Swiss Medical Association adopts stricter guidelines for assisted suicide

assisted suicide pills, assisted suicide

The Swiss Medical Association has released new guidelines regarding assisted suicide in Switzerland. The guidelines, which are not legally binding, but act as a code for doctors to adhere to, make the requirements stricter. As a result, so-called “death with dignity” organizations are furious.

Under the new guidelines, the assisted suicide of healthy people is strictly condemned as unethical. “Assisted suicide is justifiable in the case of a patient with capacity if he or she is suffering unbearably from the symptoms of an illness and/or functional impairments, the severity of the suffering is substantiated by an appropriate diagnosis and prognosis, and other options have been unsuccessful or are rejected by the patient as unreasonable,” the text reads.

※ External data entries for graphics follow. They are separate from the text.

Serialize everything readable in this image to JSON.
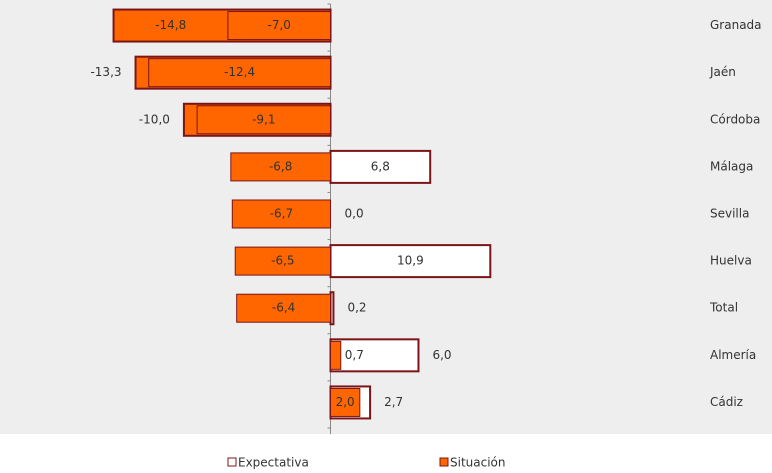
{
  "chart_data": {
    "type": "bar",
    "orientation": "horizontal",
    "categories": [
      "Granada",
      "Jaén",
      "Córdoba",
      "Málaga",
      "Sevilla",
      "Huelva",
      "Total",
      "Almería",
      "Cádiz"
    ],
    "series": [
      {
        "name": "Expectativa",
        "color": "#ffffff",
        "negative_color": "#ff6600",
        "border": "#7b1416",
        "values": [
          -14.8,
          -13.3,
          -10.0,
          6.8,
          0.0,
          10.9,
          0.2,
          6.0,
          2.7
        ],
        "value_labels": [
          "-14,8",
          "-13,3",
          "-10,0",
          "6,8",
          "0,0",
          "10,9",
          "0,2",
          "6,0",
          "2,7"
        ]
      },
      {
        "name": "Situación",
        "color": "#ff6600",
        "border": "#7b1416",
        "values": [
          -7.0,
          -12.4,
          -9.1,
          -6.8,
          -6.7,
          -6.5,
          -6.4,
          0.7,
          2.0
        ],
        "value_labels": [
          "-7,0",
          "-12,4",
          "-9,1",
          "-6,8",
          "-6,7",
          "-6,5",
          "-6,4",
          "0,7",
          "2,0"
        ]
      }
    ],
    "xlim": [
      -22,
      25
    ],
    "background": "#eeeeee"
  }
}
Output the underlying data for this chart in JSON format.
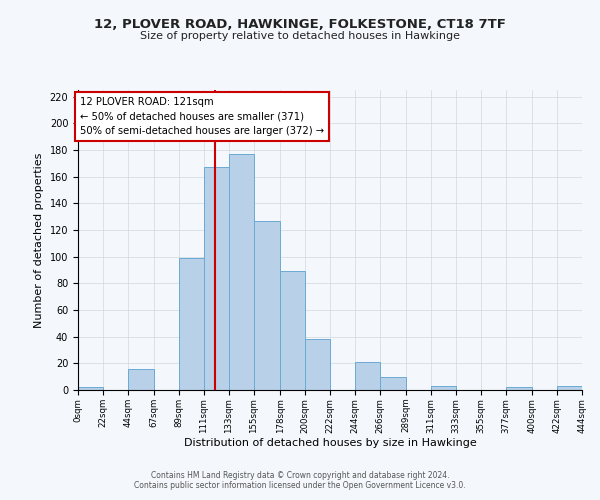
{
  "title": "12, PLOVER ROAD, HAWKINGE, FOLKESTONE, CT18 7TF",
  "subtitle": "Size of property relative to detached houses in Hawkinge",
  "xlabel": "Distribution of detached houses by size in Hawkinge",
  "ylabel": "Number of detached properties",
  "bin_edges": [
    0,
    22,
    44,
    67,
    89,
    111,
    133,
    155,
    178,
    200,
    222,
    244,
    266,
    289,
    311,
    333,
    355,
    377,
    400,
    422,
    444
  ],
  "bin_labels": [
    "0sqm",
    "22sqm",
    "44sqm",
    "67sqm",
    "89sqm",
    "111sqm",
    "133sqm",
    "155sqm",
    "178sqm",
    "200sqm",
    "222sqm",
    "244sqm",
    "266sqm",
    "289sqm",
    "311sqm",
    "333sqm",
    "355sqm",
    "377sqm",
    "400sqm",
    "422sqm",
    "444sqm"
  ],
  "counts": [
    2,
    0,
    16,
    0,
    99,
    167,
    177,
    127,
    89,
    38,
    0,
    21,
    10,
    0,
    3,
    0,
    0,
    2,
    0,
    3
  ],
  "bar_color": "#b8d0e8",
  "bar_edge_color": "#6aaad4",
  "vline_x": 121,
  "vline_color": "#cc0000",
  "annotation_title": "12 PLOVER ROAD: 121sqm",
  "annotation_line1": "← 50% of detached houses are smaller (371)",
  "annotation_line2": "50% of semi-detached houses are larger (372) →",
  "annotation_box_facecolor": "#ffffff",
  "annotation_box_edgecolor": "#cc0000",
  "ylim": [
    0,
    225
  ],
  "yticks": [
    0,
    20,
    40,
    60,
    80,
    100,
    120,
    140,
    160,
    180,
    200,
    220
  ],
  "footer1": "Contains HM Land Registry data © Crown copyright and database right 2024.",
  "footer2": "Contains public sector information licensed under the Open Government Licence v3.0.",
  "bg_color": "#f4f7fb",
  "plot_bg_color": "#f4f7fb",
  "grid_color": "#d0d8e0"
}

To make sure the person is not being coerced and is sincere in their wish to die, the guidelines also call for multiple visits across a longer period of time. “In order to ensure that the desire for suicide is well-considered and enduring, the guidelines now specify that the physician must – other than in justified exceptional cases – conduct at least two detailed discussions with the patient, separated by an interval of at least two weeks,” the guidelines read. “The patient’s desire not to continue living in this situation of intolerable suffering must be comprehensible to the physician on the basis of the previous history and repeated discussions.”

Additionally, the Association stresses that no one is “entitled” to assisted suicide and that doctors are “free to decide whether or not to consider this option.”

READ: Disturbing revelations about assisted suicide: ‘They may end up drowning’

Jean-Jacques Bise, co-president of the EXIT assisted suicide group, however, said these requirements are impractical. Bise especially condemned the requirement for two visits conducted two weeks apart.

Though it’s unlikely that the case directly influenced the new guidelines, the assisted suicide deaths of two healthy sisters in Switzerland caused international outrage. Lila Ammouri, age 54, and Susan Frazier, age 49, were both health care workers who disappeared, causing many to be worried they were the victims of a violent crime. Their brother only discovered they had undergone assisted suicide when contacted by the Independent.

Despite the stricter recommendations from the Swiss Medical Association, Switzerland has some of the least restrictive assisted suicide laws in the world, even allowing prisoners to participate.

Assisted suicide preys on people who are vulnerable, and multiple studies, including some published in prestigious medical journals, have repeatedly found that people seek assisted suicide because they are depressed, hopeless, have no support, and are afraid of being a burden.